Besides the mind and a proper diet, other key factors are hygiene and healthcare, even more urgently so since the onset of the pandemic. Aerodoc’s foundation began tackling these issues by supplying hygiene items for children and schools. Then, through an agreement with the University of Buenos Aires (UBA), it brought doctors to the region to get insights and use them to improve the children’s health even further.
“UBA’s physicians and interns also got in touch with hospitals because their work was key due to the lack of services in the region. We received various drug donations which we distributed among four healthcare facilities,” says Travaglini. The foundation also helps families in vulnerable situations by providing food and hygiene items, with an eye on their individual needs.
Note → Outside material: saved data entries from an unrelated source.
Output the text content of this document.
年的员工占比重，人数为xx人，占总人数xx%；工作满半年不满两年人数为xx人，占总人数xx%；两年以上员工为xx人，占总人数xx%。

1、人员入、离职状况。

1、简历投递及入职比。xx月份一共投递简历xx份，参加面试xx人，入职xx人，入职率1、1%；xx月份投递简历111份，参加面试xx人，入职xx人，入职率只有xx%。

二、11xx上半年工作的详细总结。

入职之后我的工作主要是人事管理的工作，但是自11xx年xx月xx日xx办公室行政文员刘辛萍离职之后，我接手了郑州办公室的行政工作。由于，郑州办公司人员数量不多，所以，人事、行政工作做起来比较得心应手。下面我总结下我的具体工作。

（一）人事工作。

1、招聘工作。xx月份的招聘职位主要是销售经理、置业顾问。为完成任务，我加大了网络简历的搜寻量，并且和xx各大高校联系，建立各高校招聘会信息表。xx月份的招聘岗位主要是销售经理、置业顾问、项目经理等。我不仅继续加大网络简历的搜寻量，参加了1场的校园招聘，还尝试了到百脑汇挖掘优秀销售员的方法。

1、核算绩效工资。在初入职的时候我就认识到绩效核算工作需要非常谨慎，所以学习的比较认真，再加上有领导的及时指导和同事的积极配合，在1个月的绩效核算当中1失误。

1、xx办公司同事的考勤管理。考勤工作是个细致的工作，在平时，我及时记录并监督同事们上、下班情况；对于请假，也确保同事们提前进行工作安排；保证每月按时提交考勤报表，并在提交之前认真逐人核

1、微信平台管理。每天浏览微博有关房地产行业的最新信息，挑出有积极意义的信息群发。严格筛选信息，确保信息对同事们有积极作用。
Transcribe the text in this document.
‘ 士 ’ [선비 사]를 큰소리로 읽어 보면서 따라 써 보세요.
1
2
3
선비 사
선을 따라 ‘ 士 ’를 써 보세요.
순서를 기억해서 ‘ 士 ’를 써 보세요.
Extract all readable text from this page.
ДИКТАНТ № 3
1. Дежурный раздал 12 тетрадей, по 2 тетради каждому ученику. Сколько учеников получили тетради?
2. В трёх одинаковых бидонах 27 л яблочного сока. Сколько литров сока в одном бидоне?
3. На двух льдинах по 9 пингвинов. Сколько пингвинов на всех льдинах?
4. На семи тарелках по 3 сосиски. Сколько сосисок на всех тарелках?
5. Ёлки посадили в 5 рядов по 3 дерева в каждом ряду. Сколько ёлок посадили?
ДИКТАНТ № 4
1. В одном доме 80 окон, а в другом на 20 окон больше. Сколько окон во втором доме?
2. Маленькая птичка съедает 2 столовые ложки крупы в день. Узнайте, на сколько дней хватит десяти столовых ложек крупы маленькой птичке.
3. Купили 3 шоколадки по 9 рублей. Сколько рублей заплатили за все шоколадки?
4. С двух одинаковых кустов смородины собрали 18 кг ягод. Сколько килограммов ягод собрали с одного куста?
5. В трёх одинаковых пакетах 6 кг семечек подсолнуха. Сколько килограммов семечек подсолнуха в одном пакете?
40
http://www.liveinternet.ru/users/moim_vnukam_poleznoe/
This program currently serves 73 families with more than 365 members combined.
Lessons learned and future outlooks
According to Travaglini, Fundación Para los Chicos Un Futuro Mejor aims to build upon the foundation that has already been laid, “from families and schools to hospitals,” while pursuing new projects, like installing a cell antenna in La Cañada to provide internet access to locals so teachers can do their jobs and children can learn.
The latest project was an innovation called “protein blocks,” candy-shaped supplements which provide essential nutrients for the children’s cognitive and all-around development. “We created a couple of those blocks together with locals and distributed them among families.”
With these projects, Fundación Para los Chicos helps those in need to take one more step in their educational, nutritional, and sanitary evolution. “Every child has potential and dreams. Our job as adults is devoting ourselves to fulfilling those dreams and realizing that potential,” says Travaglini.